Thursday, June 29, 2006

You Again

The topic of recurring characters has come up on Spenser's Sneakers. Robert Parker has called back supporting characters more and more often over the years, for example bringing Jesse Stone into the Spenser book Back Story and bringing Susan Silverman into the Sunny Randall book Blue Screen. While some readers enjoy the crossovers, others see them as yet more evidence Parker is running out of ideas.

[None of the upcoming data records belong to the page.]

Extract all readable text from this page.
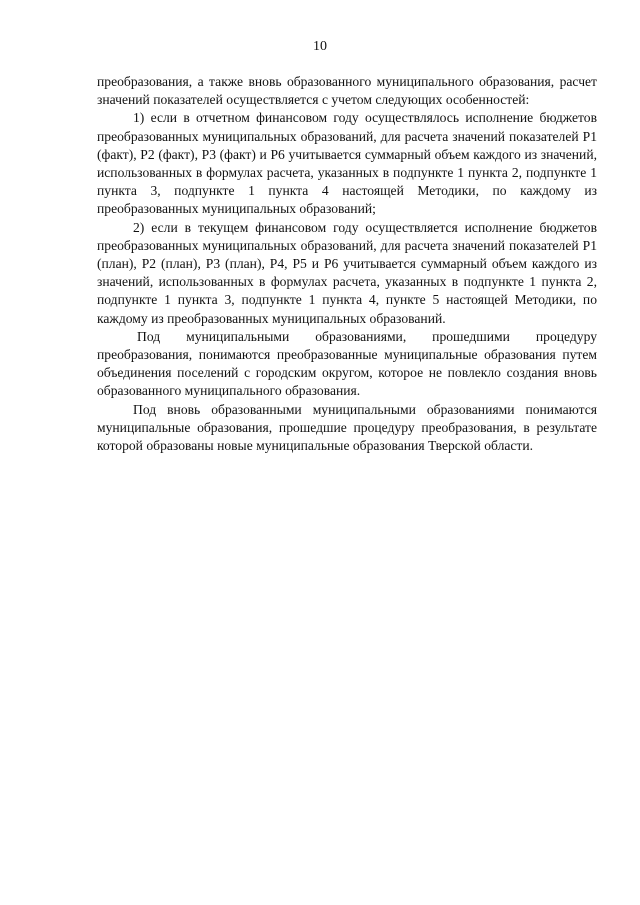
10

преобразования, а также вновь образованного муниципального образования, расчет значений показателей осуществляется с учетом следующих особенностей:

1) если в отчетном финансовом году осуществлялось исполнение бюджетов преобразованных муниципальных образований, для расчета значений показателей Р1 (факт), Р2 (факт), Р3 (факт) и Р6 учитывается суммарный объем каждого из значений, использованных в формулах расчета, указанных в подпункте 1 пункта 2, подпункте 1 пункта 3, подпункте 1 пункта 4 настоящей Методики, по каждому из преобразованных муниципальных образований;

2) если в текущем финансовом году осуществляется исполнение бюджетов преобразованных муниципальных образований, для расчета значений показателей Р1 (план), Р2 (план), Р3 (план), Р4, Р5 и Р6 учитывается суммарный объем каждого из значений, использованных в формулах расчета, указанных в подпункте 1 пункта 2, подпункте 1 пункта 3, подпункте 1 пункта 4, пункте 5 настоящей Методики, по каждому из преобразованных муниципальных образований.

Под муниципальными образованиями, прошедшими процедуру преобразования, понимаются преобразованные муниципальные образования путем объединения поселений с городским округом, которое не повлекло создания вновь образованного муниципального образования.

Под вновь образованными муниципальными образованиями понимаются муниципальные образования, прошедшие процедуру преобразования, в результате которой образованы новые муниципальные образования Тверской области.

Why do readers, myself included, object? I think it has to do with how established each protag is. Jesse or Sunny can be brought into a Spenser book without taking much of the spotlight away from
Spenser. Bring Spenser into a Jesse book, or Jesse into a Sunny book, and the older, established protag may steal pages that could better be used to build up the newer, lesser known protag on his/her own.

On another note, each time Parker calls on a character like Hawk, it's more difficult to give the same weight to each appearance. I want to believe Parker's world is a varied one where anything can happen. I can't believe this when the same people show up as often as they do.

Does anyone feel the same thrill of menace from Hawk or the same concern for April Kyle and Paul Giacomin now that they've appeared in at least three books each?

One of Parker's few character who's kept her unique presence is Candy Sloan, and she only because Parker killed her off. Even this can be viewed as a shortcut. How would Susan feel if the woman Spenser cheated with were still alive? How would Spenser feel if Susan's one indiscretion, Russell Costigan, hadn't been such a bad guy after all? Conveniently for Parker, we will never know.